I also have to give a shout out to the previous owner, David who has come to the rescue on coffee. As some of the readers know, this is a European boat. It has UK style ‘G’ plugs throughout and operates at 220V/50Hz. That means that you can’t plug in many North American appliances.
On the trip down from Virginia, the current coffee machine malfunctioned and after many hours of trying to save it, a few calls to technical support personnel, and a modest swear word or two, it has been declared dead. That means a new coffee machine from the UK was required. David has graciously arranged for a new coffee machine to be delivered thereby saving many days of caffeine withdrawal for the family when they arrive in The Bahamas. Thank you David.
A similar story is playing out in the world of printers. I have a totally awesome HP printer on the boat, but it prints too slowly for Jinhee’s business needs, so there is an effort underway to replace it with a better machine. Nope. Can’t get a laser machine that accepts 220V/50Hz (Update… I think the Epsons do. I am checking that out tomorrow) and they burn way, way too much power to be put on a simple voltage converter. The perfectly good printer I have?! It uses HP 652 cartridges. They are only available in Greece/Turkey and the Middle East. No, HP won’t sell them (printer with a UK plug or 652 print cartridges) to me in North America. Man do I despise modern commerce.
That’s the boat.
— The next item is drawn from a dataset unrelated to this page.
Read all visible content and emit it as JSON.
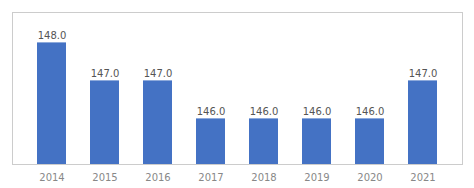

I have also filled the freezer with meat, one hold on the ship with wine and beer, and have enough pasta to last us a very long time if necessary.
Unfortunately all of this is going to require more waiting. I would really like to write about some excitement here at North Palm Beach, but of all the places in the world I want to be, this is pretty close to the bottom of the list on the ‘interesting’ scale, particularly during a pandemic.